From Innovation, Science and Economic Development Canada’s ‘Digital Charter: Trust in a digital world’, and the Liberal Party of Canada’s election 2019 platform document, ‘Forward: A real plan for the middle class’ (40).

In Canada’s Digital Charter, data portability fits within the fourth principle:

‘Transparency, Portability and Interoperability: Canadians will have clear and manageable access to their personal data and should be free to share or transfer it without undue burden.’

Clear and manageable access

Theoretically, Canadians already have “clear and manageable access” to their personal data.

For federal government institutions, Canadians have a right of access contained within section 12 of the Privacy Act. For private sector businesses, Canadians can submit requests to access personal information under the Personal Information Protection and Electronic Documents Act (PIPEDA).

In British Columbia, access to personal information held by provincial public bodies is realized through section 5 of the Freedom of Information and Protection of Privacy Act (FIPPA). For private businesses within the province, section 23 of the Personal Information Protection Act (PIPA) gives residents this ability.

In theory, the information rights enshrined within these four Acts already gives Canadians “clear and manageable access to personal data”. What’s new then is the ability to “share or transfer it without undue burden.”

What this means, exactly, is not quite as clear.

Sharing and transferring data without undue burden

In their 2019 election platform, the Liberal Party describes data portability as the ability for people to “take their data from platform to platform” (40).

From this, we might assume that someone would have the right to extract all of their data from a platform like Facebook, Twitter, or Snapchat, and transfer it to a new platform that offers a similar service.

Why would someone want to do this?
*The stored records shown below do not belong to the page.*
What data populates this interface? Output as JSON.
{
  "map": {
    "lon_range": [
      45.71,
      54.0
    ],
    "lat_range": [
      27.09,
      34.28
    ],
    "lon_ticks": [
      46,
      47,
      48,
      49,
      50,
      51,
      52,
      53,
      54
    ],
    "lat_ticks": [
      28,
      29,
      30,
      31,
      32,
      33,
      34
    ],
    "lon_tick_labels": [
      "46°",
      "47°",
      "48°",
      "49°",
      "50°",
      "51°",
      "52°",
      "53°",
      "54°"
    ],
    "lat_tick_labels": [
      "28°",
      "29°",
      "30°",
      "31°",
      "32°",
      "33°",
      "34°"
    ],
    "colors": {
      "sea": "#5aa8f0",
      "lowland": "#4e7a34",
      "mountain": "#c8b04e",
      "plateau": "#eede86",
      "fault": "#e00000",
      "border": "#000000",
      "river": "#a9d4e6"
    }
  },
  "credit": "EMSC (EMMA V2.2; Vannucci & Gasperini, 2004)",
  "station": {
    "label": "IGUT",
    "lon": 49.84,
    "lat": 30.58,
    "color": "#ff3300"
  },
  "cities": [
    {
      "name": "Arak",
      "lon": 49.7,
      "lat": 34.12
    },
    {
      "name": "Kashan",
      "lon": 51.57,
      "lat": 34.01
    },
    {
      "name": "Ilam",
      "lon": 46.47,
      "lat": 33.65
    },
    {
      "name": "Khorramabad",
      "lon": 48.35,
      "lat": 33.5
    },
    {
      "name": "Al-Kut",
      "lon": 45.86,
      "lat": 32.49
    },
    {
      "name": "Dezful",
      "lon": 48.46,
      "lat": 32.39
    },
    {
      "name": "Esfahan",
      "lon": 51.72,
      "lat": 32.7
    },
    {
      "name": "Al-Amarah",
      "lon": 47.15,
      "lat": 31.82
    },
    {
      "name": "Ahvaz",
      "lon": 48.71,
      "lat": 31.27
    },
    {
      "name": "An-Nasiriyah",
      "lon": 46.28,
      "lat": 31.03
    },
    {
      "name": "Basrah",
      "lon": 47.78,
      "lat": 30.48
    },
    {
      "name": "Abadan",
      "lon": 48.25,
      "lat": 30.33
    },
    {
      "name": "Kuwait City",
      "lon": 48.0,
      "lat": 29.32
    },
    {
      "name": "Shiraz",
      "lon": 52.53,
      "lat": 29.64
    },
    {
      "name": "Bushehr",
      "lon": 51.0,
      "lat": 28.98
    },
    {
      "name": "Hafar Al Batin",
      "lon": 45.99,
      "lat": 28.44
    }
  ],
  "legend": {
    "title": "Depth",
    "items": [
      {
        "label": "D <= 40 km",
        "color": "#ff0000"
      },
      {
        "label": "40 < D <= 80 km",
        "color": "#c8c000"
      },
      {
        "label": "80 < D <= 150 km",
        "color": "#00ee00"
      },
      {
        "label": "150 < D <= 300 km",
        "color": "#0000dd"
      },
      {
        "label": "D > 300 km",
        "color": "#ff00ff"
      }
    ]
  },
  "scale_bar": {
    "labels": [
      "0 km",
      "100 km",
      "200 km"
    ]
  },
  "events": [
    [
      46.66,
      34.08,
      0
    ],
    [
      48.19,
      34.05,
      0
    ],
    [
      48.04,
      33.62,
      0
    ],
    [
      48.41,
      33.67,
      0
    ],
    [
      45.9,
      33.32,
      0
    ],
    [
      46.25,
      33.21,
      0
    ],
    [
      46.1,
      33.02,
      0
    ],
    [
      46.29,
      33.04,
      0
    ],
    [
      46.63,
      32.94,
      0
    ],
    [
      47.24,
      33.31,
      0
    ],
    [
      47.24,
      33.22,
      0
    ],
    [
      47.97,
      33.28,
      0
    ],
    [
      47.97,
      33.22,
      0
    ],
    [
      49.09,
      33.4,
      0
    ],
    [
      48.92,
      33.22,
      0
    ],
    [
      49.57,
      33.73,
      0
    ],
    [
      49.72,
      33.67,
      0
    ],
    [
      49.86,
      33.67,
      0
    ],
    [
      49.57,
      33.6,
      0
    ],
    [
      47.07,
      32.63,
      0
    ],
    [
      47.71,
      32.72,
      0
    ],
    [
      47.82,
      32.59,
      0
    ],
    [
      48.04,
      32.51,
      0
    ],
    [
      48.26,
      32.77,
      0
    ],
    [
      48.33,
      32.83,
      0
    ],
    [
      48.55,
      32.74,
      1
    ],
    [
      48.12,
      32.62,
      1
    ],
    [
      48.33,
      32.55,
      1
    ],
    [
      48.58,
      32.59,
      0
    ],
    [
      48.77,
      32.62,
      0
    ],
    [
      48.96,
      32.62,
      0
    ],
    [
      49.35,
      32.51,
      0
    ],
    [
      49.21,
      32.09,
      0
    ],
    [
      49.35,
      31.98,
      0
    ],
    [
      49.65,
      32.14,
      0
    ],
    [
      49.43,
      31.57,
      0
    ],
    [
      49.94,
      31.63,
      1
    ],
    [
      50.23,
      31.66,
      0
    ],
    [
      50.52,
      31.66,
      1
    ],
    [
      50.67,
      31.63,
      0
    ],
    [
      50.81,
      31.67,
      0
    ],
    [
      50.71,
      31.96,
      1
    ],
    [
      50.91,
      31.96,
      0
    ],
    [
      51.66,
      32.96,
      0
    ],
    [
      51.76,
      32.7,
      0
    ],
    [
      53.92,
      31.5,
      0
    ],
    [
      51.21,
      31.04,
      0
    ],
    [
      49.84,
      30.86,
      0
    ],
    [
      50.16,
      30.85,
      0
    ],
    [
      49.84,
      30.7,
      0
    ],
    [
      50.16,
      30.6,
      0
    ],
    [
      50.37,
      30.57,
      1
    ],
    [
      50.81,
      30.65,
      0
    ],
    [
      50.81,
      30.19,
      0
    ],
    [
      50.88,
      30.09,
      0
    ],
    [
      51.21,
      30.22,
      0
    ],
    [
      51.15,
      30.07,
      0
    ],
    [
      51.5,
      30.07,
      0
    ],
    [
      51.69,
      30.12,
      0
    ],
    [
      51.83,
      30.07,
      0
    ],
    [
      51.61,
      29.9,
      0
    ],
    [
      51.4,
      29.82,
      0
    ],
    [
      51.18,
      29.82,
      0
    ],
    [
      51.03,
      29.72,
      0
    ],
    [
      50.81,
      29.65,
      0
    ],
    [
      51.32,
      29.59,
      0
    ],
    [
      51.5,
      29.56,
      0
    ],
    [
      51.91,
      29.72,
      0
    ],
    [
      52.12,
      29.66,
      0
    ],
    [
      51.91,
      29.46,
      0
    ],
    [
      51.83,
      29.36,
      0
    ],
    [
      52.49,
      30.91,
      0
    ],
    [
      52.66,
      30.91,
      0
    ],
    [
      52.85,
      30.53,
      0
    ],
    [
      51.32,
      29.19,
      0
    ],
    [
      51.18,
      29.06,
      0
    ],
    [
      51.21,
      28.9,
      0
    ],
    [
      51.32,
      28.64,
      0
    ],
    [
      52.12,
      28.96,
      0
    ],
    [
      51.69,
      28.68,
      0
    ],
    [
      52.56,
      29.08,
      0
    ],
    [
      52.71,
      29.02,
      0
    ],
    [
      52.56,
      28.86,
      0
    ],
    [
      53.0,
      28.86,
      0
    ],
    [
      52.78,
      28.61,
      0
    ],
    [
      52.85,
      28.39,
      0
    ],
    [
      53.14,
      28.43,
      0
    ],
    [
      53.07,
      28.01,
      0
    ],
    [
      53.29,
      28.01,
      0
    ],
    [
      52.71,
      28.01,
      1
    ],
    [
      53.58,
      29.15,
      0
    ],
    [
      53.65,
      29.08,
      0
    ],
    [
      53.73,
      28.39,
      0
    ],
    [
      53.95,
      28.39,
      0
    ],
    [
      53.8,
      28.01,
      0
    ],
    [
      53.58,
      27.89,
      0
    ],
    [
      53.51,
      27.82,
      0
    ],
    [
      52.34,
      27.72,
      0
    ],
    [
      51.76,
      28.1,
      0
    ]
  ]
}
One reason might be that an alternative service provider offers greater privacy protections, which in turn would create greater competition among monopolistic platforms.

This also gives Canadians the opportunity to make meaningful choices about how they share their personal information with platforms.

International models

In the European Union, Article 20 of the General Data Protection Regulations (GDPR) gives residents a right to data portability. This right allows data subjects to receive personal data about themselves from data controllers and transmit that data to other controllers.

The GDPR also ensures that the data is provided “in a structured, commonly used and machine-readable format” and provides the right to have the personal data transmitted directly from one data controller to another.

A major difference between the European Union’s GDPR and Canada’s PIPEDA is that Canada’s private sector privacy legislation frames privacy as data protection and not as a fundamental human right.

What does a humans rights based approach to privacy look like in legislation? Article 4 of the GDPR lists the fundamental rights the Regulation respects, which include:

“[T]he respect for private and family life, home and communications, the protection of personal data, freedom of thought, conscience and religion, freedom of expression and information, freedom to conduct a business, the right to an effective remedy and a fair trial, and cultural, religious and linguistic diversity.’

The proposed right to data portability is a significant step towards creating a human rights based approach to privacy in Canada. While it is not as comprehensive as the GDPR, it will give individuals greater autonomy in their ability to control their own personal data.